The kid rabbi waited me out. When I didn’t say anything he offered, “Have you come here to seek counsel, or perhaps to say kaddish for your father.”
“No, that’s not it,” I replied. We were seated at one end of a long, well-polished table, fourteen high-backed chairs along either side.
“All right, Mr. White,” he started again, “what can I do for you?”
“I want to damn someone,” I said.
“I beg your pardon?”
“Somebody just died and, before it’s too late, I want you to make sure he goes straight to hell.”
“You want your father …”
“Not my father.”
“A criminal who was never punished for his crimes. He died tonight. That’s what they say, anyway. Me, I’m not so sure. Could be a trick.”
“Yeah, to make sure he beats the rap.”
“I don’t understand.”
“Look, I came here tonight because I’m a Jew. I didn’t know where else to turn. I’m facing a crisis of faith and, although I haven’t been to synagogue in more than thirty years, since my bar mitzvah, I’m still a Jew and I need your help.”
“But we don’t do that, Mr. White,” the kid said.
“Do what?

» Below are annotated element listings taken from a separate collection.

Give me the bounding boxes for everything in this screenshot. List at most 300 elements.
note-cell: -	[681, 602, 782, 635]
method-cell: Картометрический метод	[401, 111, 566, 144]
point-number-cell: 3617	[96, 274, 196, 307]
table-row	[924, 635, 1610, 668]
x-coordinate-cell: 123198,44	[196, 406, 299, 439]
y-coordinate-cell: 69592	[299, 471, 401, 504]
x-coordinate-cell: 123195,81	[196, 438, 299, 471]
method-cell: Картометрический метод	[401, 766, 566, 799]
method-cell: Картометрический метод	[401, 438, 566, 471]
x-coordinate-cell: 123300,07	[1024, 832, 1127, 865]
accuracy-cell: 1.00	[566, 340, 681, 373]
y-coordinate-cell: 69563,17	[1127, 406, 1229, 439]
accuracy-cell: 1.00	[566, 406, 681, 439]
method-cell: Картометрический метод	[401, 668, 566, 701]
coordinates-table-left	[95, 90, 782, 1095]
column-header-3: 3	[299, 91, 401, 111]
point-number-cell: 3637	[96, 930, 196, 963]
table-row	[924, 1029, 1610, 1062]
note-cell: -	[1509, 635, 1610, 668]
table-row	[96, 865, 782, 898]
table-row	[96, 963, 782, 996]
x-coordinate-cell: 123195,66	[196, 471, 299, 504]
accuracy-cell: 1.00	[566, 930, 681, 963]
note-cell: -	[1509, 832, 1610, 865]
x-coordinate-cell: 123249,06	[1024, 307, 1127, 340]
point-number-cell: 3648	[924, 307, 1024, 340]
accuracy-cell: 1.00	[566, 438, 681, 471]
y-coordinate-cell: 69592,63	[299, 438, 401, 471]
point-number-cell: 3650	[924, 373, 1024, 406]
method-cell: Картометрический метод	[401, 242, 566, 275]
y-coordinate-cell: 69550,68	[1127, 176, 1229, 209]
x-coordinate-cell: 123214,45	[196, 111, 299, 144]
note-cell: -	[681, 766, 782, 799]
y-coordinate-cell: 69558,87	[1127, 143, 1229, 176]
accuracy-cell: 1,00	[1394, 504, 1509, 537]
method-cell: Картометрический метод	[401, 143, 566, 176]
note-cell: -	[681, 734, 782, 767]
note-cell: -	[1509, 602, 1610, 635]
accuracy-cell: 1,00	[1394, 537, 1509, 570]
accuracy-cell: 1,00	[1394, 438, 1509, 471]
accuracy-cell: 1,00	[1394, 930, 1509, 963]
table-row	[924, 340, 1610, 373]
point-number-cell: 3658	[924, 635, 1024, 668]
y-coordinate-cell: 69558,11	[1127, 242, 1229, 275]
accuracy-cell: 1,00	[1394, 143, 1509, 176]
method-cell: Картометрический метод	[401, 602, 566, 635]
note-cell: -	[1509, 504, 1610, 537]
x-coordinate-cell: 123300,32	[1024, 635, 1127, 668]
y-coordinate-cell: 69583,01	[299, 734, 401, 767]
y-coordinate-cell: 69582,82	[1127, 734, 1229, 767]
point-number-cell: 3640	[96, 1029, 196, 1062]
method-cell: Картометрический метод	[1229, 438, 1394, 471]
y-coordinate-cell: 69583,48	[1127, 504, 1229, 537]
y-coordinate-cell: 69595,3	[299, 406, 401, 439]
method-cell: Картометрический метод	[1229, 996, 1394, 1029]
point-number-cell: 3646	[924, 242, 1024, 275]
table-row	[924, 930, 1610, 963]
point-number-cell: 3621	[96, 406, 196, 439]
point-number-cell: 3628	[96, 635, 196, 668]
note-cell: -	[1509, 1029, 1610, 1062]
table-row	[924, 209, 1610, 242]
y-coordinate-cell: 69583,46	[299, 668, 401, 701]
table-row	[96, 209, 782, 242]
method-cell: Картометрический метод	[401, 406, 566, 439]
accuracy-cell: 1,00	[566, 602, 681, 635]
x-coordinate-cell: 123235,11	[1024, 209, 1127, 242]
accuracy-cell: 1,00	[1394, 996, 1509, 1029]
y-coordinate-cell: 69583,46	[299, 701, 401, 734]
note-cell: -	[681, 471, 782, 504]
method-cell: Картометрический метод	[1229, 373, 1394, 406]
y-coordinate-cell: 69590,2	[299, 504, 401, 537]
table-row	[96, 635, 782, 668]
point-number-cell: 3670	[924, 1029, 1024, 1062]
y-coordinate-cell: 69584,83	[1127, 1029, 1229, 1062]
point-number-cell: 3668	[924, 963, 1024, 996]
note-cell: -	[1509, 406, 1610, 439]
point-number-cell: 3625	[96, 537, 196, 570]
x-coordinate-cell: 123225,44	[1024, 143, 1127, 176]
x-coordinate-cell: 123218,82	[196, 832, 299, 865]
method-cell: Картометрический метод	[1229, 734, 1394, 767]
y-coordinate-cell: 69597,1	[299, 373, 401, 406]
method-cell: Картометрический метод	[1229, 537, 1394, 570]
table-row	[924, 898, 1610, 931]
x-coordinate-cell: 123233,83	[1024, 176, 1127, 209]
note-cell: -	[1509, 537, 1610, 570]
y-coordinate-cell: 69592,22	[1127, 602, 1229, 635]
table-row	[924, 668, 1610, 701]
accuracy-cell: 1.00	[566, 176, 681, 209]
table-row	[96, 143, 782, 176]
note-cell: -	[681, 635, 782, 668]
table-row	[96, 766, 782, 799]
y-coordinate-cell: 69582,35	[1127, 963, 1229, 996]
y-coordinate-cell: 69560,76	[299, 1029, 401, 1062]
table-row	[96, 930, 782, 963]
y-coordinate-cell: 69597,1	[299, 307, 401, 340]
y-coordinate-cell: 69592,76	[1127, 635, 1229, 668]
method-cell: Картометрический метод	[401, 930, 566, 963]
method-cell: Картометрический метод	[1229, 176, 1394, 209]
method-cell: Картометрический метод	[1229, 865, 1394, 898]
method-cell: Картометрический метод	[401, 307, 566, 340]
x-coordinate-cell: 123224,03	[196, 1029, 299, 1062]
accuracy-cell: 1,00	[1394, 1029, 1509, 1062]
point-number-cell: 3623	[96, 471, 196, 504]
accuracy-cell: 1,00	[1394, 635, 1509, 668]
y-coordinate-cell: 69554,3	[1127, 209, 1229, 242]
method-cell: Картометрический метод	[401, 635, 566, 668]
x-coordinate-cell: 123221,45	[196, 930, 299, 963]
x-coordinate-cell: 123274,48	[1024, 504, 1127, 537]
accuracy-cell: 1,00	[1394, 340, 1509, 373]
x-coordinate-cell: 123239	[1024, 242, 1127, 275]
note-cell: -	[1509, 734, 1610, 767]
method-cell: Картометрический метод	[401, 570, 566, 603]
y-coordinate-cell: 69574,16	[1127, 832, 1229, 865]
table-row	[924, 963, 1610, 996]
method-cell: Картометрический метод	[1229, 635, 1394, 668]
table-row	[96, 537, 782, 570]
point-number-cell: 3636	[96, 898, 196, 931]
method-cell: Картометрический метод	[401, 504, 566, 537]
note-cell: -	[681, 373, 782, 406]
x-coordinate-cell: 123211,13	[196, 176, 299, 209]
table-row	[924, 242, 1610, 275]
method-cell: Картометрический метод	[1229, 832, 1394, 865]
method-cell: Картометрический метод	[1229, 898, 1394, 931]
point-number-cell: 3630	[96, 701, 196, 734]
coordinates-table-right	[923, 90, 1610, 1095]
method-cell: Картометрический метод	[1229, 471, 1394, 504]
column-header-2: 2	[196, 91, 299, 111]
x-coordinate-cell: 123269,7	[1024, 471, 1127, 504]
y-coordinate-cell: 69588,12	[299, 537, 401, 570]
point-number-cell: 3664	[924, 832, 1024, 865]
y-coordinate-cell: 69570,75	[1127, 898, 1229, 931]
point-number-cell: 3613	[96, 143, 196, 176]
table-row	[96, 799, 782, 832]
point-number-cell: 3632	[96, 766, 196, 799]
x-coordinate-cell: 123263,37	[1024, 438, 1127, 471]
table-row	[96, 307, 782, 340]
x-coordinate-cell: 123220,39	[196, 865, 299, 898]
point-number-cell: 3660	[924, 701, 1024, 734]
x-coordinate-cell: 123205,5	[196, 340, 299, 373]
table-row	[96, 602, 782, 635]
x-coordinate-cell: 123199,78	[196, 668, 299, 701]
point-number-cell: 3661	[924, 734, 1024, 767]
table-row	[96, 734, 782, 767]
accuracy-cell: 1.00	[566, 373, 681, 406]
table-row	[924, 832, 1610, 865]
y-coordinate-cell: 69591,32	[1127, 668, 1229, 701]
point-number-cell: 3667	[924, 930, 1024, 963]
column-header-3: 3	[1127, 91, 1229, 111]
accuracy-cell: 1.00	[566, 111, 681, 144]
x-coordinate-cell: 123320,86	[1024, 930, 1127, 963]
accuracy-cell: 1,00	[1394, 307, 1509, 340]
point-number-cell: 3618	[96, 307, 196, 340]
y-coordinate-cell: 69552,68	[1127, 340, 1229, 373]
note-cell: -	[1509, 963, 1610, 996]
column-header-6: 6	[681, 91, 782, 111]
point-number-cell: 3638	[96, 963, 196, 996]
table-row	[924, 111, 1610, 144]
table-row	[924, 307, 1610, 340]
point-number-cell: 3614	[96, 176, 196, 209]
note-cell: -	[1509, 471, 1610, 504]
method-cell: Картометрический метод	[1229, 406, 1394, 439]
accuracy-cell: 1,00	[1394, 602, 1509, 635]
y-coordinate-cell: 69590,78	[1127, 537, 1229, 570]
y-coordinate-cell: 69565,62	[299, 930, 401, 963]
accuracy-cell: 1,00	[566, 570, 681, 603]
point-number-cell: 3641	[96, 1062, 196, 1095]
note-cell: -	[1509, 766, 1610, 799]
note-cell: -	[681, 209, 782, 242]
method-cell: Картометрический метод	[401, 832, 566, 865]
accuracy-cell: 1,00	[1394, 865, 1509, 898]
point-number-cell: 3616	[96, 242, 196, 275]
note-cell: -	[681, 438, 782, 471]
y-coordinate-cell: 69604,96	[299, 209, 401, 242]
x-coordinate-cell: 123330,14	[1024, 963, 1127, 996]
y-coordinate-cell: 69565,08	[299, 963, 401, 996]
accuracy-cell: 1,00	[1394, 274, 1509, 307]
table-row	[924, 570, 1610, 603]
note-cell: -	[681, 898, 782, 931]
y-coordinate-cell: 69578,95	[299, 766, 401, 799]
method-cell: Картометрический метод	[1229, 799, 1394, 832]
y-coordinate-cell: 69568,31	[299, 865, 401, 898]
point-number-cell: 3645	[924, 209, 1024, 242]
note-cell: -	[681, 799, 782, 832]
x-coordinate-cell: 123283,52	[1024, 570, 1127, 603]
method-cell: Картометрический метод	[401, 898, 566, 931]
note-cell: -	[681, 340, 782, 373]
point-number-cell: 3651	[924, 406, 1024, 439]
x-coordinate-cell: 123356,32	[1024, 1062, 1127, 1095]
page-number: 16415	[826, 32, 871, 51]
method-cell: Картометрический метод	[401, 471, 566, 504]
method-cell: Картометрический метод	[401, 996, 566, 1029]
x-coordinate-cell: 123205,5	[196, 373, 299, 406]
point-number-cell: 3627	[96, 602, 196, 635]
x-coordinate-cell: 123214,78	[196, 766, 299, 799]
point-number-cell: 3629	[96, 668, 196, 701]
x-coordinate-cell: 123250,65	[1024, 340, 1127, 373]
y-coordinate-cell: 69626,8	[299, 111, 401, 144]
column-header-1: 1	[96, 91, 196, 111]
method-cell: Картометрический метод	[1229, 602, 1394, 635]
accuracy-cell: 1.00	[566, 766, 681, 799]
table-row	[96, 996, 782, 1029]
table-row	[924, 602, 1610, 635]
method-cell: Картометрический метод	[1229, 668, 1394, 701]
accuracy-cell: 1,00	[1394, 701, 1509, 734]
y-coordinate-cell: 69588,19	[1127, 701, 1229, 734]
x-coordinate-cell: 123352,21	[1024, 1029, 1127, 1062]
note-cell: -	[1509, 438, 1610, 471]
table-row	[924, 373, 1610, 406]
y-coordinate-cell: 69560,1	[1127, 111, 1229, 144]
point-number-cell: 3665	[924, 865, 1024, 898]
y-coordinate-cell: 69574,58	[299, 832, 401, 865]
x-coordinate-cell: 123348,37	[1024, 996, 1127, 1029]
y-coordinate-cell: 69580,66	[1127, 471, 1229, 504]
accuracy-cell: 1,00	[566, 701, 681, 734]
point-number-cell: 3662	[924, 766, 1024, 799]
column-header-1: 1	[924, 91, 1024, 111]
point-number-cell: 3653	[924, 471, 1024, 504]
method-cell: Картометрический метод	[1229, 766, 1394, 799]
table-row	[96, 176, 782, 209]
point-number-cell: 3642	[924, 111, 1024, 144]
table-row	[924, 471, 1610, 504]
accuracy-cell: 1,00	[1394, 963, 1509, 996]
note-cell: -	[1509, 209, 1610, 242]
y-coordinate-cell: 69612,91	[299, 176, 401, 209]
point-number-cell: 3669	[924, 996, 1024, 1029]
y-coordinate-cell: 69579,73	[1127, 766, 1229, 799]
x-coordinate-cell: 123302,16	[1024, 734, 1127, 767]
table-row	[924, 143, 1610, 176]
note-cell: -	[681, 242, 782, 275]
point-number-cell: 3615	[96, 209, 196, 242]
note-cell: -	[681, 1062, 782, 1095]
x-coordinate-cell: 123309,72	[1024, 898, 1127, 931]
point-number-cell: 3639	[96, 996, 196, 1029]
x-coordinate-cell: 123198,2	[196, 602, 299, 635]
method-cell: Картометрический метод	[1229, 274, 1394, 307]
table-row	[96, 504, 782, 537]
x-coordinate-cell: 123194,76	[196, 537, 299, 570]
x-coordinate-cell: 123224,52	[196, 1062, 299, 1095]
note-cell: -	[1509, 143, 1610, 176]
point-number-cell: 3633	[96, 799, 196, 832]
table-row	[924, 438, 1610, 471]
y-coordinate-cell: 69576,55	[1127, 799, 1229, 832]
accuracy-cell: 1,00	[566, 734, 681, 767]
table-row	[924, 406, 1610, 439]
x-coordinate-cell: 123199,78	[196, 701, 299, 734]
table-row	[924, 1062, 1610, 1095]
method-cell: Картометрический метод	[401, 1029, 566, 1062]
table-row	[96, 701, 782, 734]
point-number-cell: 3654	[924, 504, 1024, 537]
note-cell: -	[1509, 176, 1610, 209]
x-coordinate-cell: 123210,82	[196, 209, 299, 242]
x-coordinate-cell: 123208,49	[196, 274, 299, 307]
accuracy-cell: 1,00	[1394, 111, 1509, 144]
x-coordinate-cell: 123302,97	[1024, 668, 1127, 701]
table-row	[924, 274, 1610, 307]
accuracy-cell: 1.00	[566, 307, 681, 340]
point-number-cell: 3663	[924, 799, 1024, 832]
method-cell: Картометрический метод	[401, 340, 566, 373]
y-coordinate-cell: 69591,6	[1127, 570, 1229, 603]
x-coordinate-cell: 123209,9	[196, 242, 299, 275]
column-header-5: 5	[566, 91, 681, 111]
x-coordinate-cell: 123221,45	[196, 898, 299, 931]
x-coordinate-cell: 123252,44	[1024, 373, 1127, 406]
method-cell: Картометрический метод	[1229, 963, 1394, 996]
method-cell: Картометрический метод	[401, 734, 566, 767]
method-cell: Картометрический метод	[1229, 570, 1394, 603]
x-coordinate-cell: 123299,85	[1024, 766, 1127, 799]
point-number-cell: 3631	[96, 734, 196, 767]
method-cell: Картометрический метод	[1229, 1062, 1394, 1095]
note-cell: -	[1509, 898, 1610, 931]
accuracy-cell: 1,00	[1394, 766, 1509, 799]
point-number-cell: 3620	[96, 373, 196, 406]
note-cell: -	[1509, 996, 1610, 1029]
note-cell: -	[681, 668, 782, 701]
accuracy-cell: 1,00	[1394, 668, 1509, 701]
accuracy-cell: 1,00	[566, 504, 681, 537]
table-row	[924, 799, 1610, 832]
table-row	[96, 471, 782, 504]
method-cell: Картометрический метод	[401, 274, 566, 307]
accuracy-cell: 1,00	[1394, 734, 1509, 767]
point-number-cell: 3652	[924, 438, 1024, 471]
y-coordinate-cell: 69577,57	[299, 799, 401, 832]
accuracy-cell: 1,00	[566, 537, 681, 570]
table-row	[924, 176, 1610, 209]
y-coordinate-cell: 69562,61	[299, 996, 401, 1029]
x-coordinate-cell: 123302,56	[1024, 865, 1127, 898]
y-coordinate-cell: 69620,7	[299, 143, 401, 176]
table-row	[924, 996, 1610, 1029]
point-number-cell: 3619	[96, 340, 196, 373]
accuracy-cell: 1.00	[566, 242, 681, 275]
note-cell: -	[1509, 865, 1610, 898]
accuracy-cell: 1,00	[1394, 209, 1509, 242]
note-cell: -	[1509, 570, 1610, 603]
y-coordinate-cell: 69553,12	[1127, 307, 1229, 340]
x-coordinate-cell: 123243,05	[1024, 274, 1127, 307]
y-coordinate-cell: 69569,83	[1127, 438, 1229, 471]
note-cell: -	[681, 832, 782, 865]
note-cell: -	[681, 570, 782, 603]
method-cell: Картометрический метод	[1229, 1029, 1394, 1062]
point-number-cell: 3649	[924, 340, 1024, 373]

Help Jews in need?”
“No, we don’t damn people. We don’t conjure curses. We also don’t believe in hell.”
“What do you – we – believe in.”
“We believe in God. We believe in study, and good works, and good deeds, living a worthy life.”
“So what happens after you die?”
“I don’t know.”
“What do you think happens after you die?”
“What kind of man of faith are you?”
“An educated one.”
I smiled. He seemed to have won the argument, if you could call it an argument. I really liked this kid. I knew nothing of his – my – religion and wanted to hear more. He no longer seemed impatient with me. Maybe his rabbinical curiosity got the best of him. “Who is it you want to curse?”
“Richard Nixon,” I said, barreling ahead, “and there’s not much time. The son of a bitch just died.”
The rabbi chuckled. “A worthy endeavor,” he said, pausing as if to consider the challenge. “But since Tricky Dick wasn’t Jewish – at least I don’t believe he was …”
I shook my head.
“Well, then, I don’t see where he falls within our, er, jurisdiction – even if you and I had the power to curse him in death.”
I was running on instinct and adrenaline. This sounded like a technicality.
“Look,” I pleaded, “he was an off-the-wall anti-Semite – even if he did hold hands with Kissinger, who, as you know, is more German than Jewish – so he, Nixon, is – was – an enemy of the Jews. Don’t we have the right to curse our enemies?”
He appeared to politely consider this before saying: “I’m sorry, Mr. White, but I can’t help you. But your questions warrant study. That’s what we do, we rabbis, we study. And I will study your, er, dilemma.”
He stood. I stood. He extended his hand. I shook it.
“I’ll tell you what,” he said, “If you’d like to call me Monday, maybe I will have enlightened myself and can pass on to you what I have learned.”
“I appreciate that,” I said, suddenly exhausted and wanted to go home. “But I fear that by then the bastard may have slipped into heaven.”
He laughed. “Sorry, Mr. White, but you have a rather cartoonish Christian notion of life and death – the soul slipping out of the body, ascending to the clouds and beyond, St. Peter at the gate, admitting people as if he were a ticket-taker at Disneyland. We Jews believe in an all-powerful God. If He can create the world, and perform miracles, he can certainly schlep Richard Nixon out of heaven and deposit him in a more appropriate hereafter.”
He appeared pleased with himself and seemed to take genuine delight from our meeting. I gave high marks for his scholarly performance skills.
“Thanks, kid,” I said.
He shot me a stern grownup look. “You may call me rabbi, or Rabbi Black, or Mr. Black, or Ian.”
“Ian? Ian Black? Are you sure you’re Jewish?”
I never talked to the kid again. It was also the last time I set foot in a synagogue.